本作は「木版(もくはん)」という版画技法を用いて、紙に刷られています。木版は、版木(はんぎ)に彫刻刀などで図像を彫り、インクを塗って紙に転写するリリーフ印刷の一種です。モーリス・ドニは油彩画制作の傍ら、書籍の挿絵やリトグラフ、そして木版画といった版画作品も数多く手掛けており、その卓越したグラフィックアートの才能も高く評価されていました。木版画の特性として、線が明瞭で力強く表現されること、そして色数を限定することで、より象徴的かつ簡潔な表現が可能となる点が挙げられます。この作品においても、おそらく単色で刷られたであろうシンプルな構成の中に、ドニならではの繊細な線描と、後の宗教画を思わせるような厳粛な構図が見て取れます。ドニは、版画という媒体を通じて、絵画とは異なる表現の可能性を探求し、画面構成や線による表現の純粋さを追求したと考えられます。

意味

この作品の主要なモチーフは、誕生したばかりの子供と母親、そして寄り添う家族の姿であると推測されます。
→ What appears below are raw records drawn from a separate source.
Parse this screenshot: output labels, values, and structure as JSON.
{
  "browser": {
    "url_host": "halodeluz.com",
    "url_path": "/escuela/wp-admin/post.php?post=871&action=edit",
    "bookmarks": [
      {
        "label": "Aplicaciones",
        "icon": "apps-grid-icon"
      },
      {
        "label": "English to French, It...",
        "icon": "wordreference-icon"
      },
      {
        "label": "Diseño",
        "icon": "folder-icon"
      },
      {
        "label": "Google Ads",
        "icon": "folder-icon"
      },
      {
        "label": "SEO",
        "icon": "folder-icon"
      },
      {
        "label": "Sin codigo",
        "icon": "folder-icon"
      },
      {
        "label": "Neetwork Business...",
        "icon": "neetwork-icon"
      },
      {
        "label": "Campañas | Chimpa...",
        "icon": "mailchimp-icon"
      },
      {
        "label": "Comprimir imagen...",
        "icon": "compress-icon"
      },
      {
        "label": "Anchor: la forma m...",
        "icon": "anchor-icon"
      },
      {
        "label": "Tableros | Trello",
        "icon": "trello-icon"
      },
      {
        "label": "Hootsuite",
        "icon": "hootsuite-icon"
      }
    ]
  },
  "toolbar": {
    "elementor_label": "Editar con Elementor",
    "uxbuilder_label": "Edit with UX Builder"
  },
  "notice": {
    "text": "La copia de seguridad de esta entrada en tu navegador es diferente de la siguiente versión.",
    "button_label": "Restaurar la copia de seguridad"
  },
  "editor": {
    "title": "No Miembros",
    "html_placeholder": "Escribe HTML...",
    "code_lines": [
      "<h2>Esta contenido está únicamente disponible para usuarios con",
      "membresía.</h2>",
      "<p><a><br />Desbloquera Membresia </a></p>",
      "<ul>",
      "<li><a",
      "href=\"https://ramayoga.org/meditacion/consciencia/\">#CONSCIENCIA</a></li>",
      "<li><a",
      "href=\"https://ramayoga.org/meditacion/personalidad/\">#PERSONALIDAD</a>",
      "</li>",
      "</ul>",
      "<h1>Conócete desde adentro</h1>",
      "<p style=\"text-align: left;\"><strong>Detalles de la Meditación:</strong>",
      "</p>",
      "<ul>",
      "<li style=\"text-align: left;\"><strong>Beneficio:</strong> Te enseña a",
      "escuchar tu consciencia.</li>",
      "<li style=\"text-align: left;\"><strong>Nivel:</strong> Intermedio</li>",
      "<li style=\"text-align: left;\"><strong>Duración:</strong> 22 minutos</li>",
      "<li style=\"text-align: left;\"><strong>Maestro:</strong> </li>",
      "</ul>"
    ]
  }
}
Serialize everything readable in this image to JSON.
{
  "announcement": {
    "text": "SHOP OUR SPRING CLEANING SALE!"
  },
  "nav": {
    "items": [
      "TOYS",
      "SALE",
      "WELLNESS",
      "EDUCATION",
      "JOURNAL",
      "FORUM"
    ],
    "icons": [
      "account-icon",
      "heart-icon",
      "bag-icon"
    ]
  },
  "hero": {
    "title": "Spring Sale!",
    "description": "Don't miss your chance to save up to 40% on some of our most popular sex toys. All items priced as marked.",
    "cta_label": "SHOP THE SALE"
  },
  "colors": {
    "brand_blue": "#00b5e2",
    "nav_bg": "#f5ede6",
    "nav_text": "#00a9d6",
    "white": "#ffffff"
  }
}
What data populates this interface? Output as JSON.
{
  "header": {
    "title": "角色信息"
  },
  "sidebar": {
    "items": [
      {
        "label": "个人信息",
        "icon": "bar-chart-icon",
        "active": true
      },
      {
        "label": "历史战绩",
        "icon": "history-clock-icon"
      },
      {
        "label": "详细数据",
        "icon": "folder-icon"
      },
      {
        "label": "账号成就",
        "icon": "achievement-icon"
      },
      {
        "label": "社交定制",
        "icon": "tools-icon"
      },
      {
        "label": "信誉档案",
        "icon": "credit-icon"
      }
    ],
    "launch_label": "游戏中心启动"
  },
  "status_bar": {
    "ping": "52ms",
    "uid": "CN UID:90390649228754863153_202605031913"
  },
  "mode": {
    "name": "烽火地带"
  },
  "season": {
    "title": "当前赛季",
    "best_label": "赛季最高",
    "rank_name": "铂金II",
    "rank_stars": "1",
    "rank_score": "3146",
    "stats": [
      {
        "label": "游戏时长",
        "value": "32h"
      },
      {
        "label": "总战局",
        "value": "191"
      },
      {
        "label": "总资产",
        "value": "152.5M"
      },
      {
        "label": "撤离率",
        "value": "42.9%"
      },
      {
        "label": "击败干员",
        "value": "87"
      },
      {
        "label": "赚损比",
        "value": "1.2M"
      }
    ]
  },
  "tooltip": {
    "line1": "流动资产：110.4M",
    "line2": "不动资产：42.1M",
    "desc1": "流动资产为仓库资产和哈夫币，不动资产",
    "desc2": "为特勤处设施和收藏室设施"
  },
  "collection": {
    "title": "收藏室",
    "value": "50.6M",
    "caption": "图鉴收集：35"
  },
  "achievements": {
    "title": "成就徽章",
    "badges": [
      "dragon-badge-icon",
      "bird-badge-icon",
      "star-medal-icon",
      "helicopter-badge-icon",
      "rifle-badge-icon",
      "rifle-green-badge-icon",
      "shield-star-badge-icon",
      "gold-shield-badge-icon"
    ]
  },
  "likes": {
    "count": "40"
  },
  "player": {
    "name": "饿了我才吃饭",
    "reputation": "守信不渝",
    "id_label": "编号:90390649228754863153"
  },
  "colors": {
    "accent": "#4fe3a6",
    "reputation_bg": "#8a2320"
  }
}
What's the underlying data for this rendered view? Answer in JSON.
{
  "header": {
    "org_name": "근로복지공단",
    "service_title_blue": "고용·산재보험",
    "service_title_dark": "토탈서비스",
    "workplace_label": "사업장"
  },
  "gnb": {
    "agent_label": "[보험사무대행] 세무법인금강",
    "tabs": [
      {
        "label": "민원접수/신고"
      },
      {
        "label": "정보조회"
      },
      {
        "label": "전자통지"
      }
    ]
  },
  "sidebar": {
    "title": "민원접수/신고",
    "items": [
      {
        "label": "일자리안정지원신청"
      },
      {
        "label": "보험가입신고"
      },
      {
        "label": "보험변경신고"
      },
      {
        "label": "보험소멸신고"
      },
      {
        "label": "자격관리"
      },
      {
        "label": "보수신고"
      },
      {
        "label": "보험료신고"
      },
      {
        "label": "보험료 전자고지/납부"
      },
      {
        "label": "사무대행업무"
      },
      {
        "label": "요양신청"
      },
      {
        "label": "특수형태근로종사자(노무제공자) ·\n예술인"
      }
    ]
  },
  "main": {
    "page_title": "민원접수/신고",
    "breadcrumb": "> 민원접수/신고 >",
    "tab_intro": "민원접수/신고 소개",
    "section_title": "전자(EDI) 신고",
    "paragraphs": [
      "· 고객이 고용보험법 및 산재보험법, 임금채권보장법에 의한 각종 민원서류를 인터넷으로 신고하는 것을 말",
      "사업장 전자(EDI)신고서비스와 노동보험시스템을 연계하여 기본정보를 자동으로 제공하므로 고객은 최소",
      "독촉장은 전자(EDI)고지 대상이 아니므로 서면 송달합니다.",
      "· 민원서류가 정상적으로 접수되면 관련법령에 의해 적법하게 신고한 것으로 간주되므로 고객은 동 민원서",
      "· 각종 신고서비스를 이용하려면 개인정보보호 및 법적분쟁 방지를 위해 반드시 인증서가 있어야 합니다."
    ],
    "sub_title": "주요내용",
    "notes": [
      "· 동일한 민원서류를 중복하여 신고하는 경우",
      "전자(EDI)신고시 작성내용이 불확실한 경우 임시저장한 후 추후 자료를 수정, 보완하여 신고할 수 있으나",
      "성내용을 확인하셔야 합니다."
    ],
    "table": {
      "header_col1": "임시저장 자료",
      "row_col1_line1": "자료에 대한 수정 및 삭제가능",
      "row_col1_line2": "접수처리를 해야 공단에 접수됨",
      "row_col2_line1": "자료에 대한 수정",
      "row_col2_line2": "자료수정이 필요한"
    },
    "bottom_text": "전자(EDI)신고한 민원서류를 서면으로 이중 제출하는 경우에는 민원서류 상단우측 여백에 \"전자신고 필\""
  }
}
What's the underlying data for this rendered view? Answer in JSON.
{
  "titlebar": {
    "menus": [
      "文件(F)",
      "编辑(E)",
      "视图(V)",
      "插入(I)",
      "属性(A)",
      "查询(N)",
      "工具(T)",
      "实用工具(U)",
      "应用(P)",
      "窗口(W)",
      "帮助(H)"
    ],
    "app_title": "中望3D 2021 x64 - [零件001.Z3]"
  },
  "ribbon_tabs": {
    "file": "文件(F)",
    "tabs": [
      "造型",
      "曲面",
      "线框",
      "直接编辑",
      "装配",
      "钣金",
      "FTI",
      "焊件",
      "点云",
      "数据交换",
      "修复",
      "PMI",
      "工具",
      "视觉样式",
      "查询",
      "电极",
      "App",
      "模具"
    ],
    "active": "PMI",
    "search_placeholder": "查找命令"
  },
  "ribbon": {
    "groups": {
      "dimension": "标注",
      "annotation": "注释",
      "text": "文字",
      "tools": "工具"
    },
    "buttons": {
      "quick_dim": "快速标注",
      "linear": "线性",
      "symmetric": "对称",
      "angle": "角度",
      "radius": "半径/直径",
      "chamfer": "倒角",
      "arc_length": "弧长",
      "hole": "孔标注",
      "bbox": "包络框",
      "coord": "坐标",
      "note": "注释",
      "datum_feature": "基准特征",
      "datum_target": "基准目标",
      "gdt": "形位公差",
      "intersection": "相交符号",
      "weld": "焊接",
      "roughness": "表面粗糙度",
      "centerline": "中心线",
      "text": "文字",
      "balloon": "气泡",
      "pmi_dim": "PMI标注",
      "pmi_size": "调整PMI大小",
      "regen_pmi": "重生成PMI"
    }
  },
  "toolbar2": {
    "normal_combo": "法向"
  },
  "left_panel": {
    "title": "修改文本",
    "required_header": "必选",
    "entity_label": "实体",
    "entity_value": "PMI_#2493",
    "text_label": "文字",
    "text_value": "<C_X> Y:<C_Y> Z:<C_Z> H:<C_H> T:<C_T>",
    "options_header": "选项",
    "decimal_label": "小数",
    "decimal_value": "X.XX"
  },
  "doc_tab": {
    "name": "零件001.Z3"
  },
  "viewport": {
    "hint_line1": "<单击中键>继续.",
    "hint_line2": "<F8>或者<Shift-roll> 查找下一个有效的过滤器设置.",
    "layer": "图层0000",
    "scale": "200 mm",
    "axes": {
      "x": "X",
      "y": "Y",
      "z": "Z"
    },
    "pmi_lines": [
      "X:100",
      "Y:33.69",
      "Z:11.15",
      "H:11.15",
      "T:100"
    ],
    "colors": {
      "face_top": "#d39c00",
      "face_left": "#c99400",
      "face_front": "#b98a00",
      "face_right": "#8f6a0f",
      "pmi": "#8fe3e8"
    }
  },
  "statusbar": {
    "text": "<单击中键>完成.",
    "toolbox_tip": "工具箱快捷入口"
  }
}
出生通知状という性質上、新しい生命の誕生を祝う喜びが作品の主題となっています。カトリックの信仰心が篤かったドニの作品には、しばしば宗教的な主題や象徴が込められており、本作における家族の描写にも、聖母子像(せいぼしぞう)のような神聖さや、家庭における愛と調和を理想化する視点がうかがえます。息子フランソワの誕生という個人的な出来事を、普遍的な生命の神秘や家族の絆の尊さへと昇華させていると考えられます。特に、第一次世界大戦の最中に制作されたことを考慮すると、新たな生命の誕生は、破壊と死が蔓延する世界にあって、希望と未来を象徴する意味合いをより強く持っていたと解釈できます。

評価や影響

モーリス・ドニは、ナビ派の理論的指導者として、また象徴主義(しょうちょうしゅぎ)の重要な画家として、近代美術史において確固たる地位を築きました。彼の版画作品は、特に書籍の挿絵においてその才能をいかんなく発揮し、20世紀初頭のグラフィックアートに大きな影響を与えました。本作のような個人的な記念碑としての木版画は、ドニの多様な制作活動の一環として位置づけられます。彼は、純粋な絵画的表現と、物語性や象徴性を両立させようと試みました。ドニの作品は、後に続く世代の芸術家たちに、色と形の自律性(じりつせい)を認識させるとともに、精神性や詩情(しじょう)を重視する姿勢を示した点で影響を与えたと言えるでしょう。また、家庭という私的な空間を描きながらも、そこに普遍的な意味を見出すドニの視点は、後の具象絵画(ぐしょうかいが)や、宗教的な主題を扱う芸術家たちにも示唆を与えたと考えられます。